Dax unter Druck: Kriegssorgen um den Iran belasten die Märkte
Dax verliert an Boden
Die Sorgen um einen möglichen Krieg im Iran haben am Freitag für einen merklichen Rückgang des deutschen Aktienmarktes gesorgt. Der Dax fiel um 1,32 Prozent auf 24.338,63 Punkte und entfernte sich damit weiter von der psychologisch wichtigen Marke von 25.000 Punkten, die er am Mittwoch nach dem Ausbruch des Iran-Konflikts erstmals überschreiten konnte.

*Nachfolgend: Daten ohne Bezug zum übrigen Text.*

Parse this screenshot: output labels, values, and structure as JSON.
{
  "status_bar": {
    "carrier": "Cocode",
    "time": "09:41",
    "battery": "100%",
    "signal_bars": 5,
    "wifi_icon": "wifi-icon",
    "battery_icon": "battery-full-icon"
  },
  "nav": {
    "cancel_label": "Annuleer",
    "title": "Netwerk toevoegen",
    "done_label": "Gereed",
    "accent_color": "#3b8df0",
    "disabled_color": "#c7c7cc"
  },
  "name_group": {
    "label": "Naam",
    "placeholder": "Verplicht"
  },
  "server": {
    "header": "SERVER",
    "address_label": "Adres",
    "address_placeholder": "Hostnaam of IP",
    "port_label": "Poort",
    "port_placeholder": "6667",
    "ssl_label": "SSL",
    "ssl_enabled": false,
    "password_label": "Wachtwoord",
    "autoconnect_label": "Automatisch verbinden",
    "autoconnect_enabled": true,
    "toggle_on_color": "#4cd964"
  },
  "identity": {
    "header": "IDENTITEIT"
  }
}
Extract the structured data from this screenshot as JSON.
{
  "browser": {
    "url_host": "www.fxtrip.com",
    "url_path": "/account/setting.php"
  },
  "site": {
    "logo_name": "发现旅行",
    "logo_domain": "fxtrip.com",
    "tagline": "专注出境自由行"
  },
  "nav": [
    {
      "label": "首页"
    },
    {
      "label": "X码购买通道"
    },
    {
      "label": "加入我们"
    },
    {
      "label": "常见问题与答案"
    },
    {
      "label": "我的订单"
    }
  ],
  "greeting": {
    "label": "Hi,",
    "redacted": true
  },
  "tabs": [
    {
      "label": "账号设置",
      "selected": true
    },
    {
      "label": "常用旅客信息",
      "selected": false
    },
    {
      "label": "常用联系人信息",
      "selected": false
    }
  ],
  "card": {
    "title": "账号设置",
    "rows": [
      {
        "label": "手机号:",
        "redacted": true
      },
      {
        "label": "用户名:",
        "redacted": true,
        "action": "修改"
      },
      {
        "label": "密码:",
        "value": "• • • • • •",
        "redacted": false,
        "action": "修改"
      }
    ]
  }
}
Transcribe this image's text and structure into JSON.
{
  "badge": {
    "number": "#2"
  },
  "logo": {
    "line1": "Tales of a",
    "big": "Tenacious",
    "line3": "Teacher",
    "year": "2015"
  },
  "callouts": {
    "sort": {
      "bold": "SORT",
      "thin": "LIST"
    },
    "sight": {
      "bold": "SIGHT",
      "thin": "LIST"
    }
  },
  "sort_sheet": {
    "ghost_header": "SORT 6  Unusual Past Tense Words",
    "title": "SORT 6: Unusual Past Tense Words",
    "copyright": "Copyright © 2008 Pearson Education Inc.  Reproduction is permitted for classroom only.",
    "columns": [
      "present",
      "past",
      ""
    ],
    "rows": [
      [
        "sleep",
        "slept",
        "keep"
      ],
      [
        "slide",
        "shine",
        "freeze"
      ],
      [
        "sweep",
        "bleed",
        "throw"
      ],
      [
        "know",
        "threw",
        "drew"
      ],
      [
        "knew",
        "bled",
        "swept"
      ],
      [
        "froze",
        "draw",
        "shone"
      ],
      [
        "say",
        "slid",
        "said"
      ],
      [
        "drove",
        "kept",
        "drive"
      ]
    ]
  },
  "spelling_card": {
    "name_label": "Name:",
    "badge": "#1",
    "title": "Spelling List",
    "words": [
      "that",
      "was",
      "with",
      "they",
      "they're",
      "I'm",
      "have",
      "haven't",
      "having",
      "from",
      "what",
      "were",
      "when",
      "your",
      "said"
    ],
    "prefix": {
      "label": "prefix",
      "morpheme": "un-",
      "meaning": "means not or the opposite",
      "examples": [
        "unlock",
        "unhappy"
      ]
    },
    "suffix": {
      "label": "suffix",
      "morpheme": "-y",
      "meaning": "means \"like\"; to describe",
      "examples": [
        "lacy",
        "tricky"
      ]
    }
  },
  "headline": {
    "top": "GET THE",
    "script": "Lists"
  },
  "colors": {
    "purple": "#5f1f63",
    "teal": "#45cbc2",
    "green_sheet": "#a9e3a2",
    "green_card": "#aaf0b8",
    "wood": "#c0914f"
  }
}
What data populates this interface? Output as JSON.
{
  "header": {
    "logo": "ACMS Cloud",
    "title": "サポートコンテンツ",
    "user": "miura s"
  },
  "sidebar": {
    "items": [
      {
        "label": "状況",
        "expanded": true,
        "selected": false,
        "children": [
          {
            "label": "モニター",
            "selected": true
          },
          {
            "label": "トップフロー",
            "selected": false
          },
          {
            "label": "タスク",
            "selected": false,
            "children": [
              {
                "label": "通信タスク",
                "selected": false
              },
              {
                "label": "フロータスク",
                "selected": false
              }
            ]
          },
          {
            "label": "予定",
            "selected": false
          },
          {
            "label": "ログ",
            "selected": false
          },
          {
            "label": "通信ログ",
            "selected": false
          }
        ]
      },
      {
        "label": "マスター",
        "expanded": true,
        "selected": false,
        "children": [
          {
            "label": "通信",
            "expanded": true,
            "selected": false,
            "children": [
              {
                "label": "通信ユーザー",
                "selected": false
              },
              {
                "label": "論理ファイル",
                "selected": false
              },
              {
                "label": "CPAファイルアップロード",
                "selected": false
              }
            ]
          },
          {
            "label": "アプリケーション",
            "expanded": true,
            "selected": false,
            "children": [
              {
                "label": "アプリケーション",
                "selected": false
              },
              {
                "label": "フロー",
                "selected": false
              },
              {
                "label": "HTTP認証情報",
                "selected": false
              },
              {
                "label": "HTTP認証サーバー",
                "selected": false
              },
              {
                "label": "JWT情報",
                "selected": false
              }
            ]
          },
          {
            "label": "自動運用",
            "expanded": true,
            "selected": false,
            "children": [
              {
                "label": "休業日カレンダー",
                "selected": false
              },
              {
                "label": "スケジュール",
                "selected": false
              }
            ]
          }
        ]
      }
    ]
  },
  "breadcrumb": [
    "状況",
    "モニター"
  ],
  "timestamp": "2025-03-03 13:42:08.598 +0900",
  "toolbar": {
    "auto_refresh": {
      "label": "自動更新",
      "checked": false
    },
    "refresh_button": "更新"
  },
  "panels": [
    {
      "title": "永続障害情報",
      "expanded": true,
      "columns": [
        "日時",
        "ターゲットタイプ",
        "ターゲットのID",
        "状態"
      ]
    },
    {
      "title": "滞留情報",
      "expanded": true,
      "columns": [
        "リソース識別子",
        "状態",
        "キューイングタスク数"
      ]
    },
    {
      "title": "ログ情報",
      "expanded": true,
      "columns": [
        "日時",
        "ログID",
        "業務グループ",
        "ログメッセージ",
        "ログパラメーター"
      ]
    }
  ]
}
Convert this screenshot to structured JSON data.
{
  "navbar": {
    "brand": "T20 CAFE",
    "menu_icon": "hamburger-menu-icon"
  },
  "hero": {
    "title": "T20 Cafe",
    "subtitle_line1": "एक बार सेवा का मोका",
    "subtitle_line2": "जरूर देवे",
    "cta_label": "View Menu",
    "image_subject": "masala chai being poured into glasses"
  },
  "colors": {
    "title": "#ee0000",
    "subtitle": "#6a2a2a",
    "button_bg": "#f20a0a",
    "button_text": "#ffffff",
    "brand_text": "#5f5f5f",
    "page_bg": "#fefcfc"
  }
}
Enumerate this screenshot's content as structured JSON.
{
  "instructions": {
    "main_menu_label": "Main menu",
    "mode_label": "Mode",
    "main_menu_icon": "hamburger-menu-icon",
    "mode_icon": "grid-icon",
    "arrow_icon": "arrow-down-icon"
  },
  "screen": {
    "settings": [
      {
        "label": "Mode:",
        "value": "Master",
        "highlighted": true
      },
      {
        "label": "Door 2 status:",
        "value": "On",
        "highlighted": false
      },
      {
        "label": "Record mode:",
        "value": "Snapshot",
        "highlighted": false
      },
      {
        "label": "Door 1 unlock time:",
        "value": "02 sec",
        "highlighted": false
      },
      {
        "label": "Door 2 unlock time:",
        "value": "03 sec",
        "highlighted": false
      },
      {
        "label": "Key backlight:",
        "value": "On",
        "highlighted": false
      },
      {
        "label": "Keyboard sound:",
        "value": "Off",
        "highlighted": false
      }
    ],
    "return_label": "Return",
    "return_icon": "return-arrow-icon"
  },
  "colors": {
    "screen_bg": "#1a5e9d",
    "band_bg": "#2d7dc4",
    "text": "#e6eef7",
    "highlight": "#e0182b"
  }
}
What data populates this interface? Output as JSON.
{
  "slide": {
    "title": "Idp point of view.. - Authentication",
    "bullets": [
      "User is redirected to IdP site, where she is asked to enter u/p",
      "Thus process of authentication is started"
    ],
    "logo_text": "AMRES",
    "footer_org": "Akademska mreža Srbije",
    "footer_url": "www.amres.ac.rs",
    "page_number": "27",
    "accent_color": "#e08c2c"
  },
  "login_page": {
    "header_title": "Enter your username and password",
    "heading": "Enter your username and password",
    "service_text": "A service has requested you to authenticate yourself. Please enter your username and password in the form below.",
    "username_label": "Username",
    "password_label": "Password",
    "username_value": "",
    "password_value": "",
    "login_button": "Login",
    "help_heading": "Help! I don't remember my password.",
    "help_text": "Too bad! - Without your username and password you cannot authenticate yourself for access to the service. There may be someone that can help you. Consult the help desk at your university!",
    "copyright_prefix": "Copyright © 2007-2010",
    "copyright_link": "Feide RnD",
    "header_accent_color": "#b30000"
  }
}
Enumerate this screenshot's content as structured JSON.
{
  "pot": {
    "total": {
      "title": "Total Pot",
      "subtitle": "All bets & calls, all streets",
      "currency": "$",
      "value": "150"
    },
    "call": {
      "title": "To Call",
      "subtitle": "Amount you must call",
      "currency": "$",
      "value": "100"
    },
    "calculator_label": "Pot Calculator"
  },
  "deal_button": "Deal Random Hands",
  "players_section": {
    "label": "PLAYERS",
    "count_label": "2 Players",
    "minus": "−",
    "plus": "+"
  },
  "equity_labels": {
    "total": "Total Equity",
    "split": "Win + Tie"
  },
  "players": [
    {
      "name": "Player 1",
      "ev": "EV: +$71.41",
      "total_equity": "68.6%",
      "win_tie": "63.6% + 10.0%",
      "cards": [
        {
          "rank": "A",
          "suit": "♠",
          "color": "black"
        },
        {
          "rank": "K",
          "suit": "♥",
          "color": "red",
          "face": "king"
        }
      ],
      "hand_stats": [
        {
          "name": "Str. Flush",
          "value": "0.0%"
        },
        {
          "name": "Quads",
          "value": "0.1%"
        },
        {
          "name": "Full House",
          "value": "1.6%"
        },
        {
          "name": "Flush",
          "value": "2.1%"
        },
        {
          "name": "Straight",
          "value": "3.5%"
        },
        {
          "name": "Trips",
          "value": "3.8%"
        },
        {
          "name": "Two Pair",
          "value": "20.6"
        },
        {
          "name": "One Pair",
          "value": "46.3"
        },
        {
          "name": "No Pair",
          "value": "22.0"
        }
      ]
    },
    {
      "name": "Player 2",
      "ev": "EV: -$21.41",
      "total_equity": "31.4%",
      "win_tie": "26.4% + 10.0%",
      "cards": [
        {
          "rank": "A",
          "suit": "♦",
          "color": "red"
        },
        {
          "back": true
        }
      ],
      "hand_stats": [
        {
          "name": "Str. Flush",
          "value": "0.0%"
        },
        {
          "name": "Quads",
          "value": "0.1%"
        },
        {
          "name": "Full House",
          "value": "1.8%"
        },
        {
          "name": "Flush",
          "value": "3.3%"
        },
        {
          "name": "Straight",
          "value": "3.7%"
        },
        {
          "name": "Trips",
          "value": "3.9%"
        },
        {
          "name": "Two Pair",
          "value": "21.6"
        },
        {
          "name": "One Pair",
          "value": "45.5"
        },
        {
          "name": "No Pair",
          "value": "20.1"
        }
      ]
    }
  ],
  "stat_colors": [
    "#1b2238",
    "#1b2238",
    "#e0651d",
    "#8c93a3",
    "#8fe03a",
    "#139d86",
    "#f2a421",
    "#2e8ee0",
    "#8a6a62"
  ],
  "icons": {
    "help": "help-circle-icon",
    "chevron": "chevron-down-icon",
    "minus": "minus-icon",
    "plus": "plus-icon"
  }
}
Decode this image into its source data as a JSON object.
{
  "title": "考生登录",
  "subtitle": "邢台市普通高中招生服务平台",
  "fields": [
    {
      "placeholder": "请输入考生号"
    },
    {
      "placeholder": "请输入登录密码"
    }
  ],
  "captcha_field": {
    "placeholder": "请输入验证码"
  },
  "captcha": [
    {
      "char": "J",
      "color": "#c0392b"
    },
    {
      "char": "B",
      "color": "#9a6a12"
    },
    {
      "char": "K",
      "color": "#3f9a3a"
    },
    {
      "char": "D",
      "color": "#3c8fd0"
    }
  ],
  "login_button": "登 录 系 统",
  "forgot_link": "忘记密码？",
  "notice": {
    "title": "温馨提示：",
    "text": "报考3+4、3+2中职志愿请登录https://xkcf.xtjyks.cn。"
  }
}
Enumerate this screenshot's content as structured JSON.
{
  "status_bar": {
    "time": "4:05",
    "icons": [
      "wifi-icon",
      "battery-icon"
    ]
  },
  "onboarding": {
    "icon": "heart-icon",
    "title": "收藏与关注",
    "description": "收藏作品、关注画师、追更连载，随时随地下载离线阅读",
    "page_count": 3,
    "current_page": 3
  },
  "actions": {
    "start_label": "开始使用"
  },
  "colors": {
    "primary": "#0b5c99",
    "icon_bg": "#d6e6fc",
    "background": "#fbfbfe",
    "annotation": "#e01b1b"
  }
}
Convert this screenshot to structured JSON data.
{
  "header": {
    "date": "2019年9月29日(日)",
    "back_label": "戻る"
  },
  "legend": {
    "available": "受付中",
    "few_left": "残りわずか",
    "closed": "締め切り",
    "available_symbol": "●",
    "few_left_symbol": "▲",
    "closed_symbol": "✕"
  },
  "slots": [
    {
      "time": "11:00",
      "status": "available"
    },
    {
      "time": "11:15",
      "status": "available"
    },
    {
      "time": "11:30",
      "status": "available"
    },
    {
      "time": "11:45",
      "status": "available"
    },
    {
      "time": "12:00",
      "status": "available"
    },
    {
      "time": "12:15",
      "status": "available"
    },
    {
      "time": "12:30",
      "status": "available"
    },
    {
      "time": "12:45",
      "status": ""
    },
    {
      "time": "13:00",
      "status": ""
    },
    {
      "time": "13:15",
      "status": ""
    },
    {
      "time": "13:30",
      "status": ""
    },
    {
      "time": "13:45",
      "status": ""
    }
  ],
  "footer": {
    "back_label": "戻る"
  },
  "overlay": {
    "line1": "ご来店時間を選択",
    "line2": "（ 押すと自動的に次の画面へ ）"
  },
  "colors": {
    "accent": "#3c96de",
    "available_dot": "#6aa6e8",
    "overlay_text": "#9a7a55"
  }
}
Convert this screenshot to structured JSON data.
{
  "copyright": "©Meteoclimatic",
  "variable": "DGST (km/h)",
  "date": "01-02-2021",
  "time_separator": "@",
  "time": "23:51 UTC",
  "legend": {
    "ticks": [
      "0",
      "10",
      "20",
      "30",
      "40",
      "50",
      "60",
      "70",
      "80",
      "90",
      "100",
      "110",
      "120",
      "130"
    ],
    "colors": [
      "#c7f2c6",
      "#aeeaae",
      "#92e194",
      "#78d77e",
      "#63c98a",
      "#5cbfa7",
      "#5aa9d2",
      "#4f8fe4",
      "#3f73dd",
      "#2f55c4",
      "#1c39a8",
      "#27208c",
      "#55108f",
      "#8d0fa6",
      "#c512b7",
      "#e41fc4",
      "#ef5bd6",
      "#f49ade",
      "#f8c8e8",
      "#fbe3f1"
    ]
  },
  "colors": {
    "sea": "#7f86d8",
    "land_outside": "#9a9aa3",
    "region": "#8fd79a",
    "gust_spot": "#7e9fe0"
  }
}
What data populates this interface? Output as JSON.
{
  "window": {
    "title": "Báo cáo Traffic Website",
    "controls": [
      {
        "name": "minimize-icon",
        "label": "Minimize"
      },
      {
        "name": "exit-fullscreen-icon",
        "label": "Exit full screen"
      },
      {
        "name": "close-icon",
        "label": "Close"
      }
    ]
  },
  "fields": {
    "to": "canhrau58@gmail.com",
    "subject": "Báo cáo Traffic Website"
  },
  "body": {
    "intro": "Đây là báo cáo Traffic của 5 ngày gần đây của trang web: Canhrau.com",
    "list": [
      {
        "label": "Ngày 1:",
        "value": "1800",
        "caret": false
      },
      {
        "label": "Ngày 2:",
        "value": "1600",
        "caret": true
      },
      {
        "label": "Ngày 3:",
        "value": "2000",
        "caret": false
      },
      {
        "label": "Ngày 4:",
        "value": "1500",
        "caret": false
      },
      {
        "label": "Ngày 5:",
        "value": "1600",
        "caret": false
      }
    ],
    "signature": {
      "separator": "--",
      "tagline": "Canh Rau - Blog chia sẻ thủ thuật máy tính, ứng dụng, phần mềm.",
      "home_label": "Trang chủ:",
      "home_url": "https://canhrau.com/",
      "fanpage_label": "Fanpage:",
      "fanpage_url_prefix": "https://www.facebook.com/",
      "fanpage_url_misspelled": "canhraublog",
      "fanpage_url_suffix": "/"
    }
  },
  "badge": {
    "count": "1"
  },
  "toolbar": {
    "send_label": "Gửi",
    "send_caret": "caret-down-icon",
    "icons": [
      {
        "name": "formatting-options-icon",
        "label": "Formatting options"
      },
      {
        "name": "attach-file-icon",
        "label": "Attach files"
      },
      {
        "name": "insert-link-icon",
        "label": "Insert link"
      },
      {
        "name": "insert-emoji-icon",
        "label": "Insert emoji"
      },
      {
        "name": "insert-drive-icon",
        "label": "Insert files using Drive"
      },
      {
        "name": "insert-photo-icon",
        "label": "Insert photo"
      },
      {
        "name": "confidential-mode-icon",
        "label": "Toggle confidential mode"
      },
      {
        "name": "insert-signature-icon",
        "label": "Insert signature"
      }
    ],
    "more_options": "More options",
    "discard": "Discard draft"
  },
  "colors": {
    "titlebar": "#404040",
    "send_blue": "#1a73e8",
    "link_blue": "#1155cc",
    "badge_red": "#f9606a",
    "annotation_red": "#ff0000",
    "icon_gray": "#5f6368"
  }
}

Andreas Lipkow, Chef-Marktanalyst bei CMC Markets, erklärt, dass der Dax den hohen Ölpreisen Tribut zollen muss. Diese entwickeln sich zu einem ernsthaften Hemmschuh für die Konjunkturerwartungen in der Eurozone, was sich direkt auf die wirtschaftliche Lage Deutschlands auswirkt. Die Unsicherheit über die geopolitische Lage könnte die Investitionsbereitschaft der Unternehmen beeinträchtigen und somit den Shareholder Value gefährden.
Wöchentliches Plus trotz Rückgang
Auf Wochensicht weist der Dax jedoch ein leichtes Plus von 0,19 Prozent auf, was auf eine gewisse Resilienz der Märkte hinweist. Der MDax, der die mittelgroßen Werte abbildet, verzeichnete am Freitag einen Rückgang um 1,20 Prozent auf 31.181,06 Zähler. Dies deutet darauf hin, dass auch kleinere Unternehmen unter den aktuellen geopolitischen Spannungen leiden.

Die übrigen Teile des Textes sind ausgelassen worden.